Dawes’ sound is often compared to the Laurel Canyon sound of the 1970s—CSNY, Joni Mitchell, The Byrds, etc., with a bit of Band thrown it. And I also have to believe that they also were influenced by the Uncle Tupelo/Wilco/Son Volt/Jayhawks alt-country sound and artists like Ryan Adams. In keeping with their debt to the great confessional singer-songwriters, their lyrics often plumb emotional topics, which is certainly true about one of my favorite Dawes songs, “A Little Bit of Everything.” The song has three vignettes: the first, focusing on a man planning to jump from a bridge, not for any one reason, but for an accumulation of things, the second about an older man in a buffet line, musing over his life’s disappointments while deciding what to eat, and the third features a woman writing invitations to her wedding, and explaining to her fiancé why she was working so apparently humorlessly on the wedding planning. As the song’s writer, Taylor Goldsmith, explained in an interview, “each verse would provide the phrase with new meaning. In the first verse, it’s used to describe why life’s unlivable, in the second, what it takes to forget, and finally, what matters most about love.”

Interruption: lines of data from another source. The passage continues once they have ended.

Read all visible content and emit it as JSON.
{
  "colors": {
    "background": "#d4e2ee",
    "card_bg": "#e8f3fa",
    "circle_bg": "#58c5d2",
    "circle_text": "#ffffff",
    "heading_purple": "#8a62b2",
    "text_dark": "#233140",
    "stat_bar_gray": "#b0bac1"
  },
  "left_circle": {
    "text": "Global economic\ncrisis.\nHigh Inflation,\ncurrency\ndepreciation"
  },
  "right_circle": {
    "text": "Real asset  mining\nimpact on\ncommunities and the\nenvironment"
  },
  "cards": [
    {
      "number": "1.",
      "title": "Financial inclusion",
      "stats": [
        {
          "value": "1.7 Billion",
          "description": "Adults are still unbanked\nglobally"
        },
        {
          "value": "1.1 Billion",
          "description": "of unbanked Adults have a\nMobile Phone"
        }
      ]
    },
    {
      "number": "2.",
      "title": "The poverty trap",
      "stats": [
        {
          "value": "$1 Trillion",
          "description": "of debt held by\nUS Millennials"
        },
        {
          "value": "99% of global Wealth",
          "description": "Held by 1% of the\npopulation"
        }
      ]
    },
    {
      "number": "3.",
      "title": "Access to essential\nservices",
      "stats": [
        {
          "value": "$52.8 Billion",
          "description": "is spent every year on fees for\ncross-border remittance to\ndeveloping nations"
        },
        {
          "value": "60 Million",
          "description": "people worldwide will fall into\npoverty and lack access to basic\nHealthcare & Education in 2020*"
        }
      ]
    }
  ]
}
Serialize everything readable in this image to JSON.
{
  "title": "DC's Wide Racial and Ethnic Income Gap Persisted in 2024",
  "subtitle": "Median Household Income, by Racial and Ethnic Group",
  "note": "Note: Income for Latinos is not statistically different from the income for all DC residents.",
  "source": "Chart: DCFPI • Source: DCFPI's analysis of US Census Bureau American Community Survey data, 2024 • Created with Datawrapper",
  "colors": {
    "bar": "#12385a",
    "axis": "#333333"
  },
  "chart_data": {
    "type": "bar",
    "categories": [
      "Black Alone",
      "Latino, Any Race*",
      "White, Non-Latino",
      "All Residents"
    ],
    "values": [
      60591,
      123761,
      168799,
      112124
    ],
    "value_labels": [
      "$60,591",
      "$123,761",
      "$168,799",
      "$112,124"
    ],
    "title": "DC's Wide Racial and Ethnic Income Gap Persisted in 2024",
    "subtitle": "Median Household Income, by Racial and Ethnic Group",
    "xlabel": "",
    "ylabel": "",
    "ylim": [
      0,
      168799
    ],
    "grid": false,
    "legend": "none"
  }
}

So, I’m sitting there, watching Dawes, getting toward the end of a great first Newport day, very much enjoying their set, when they launch into “A Little Bit of Everything,” in the version you can hear above. And the next thing I know, tears are streaming down my face. Was I identifying with the suicidal guy who was feeling overwhelmed? With the old guy at the buffet thinking about “when his bright future had left him”? Or the woman who reassured her fiancé about the power of finding the person you truly love? Clearly, it was a little bit of everything, but it affected me so profoundly.
I recovered, though, both at the festival, where we went on to see Amy Helm, Patty Griffin and the beginning of My Morning Jacket before we evacuated, but also professionally. I played out the string at my old job, and in March of 2013, I opened up my own practice. It hasn’t been easy, and there have been struggles, but I’ve learned an enormous amount and have never enjoyed being a lawyer as much.
That all being said, I still get emotional when I hear this song, which, I guess, shows that Mr. Goldsmith knows what he is doing.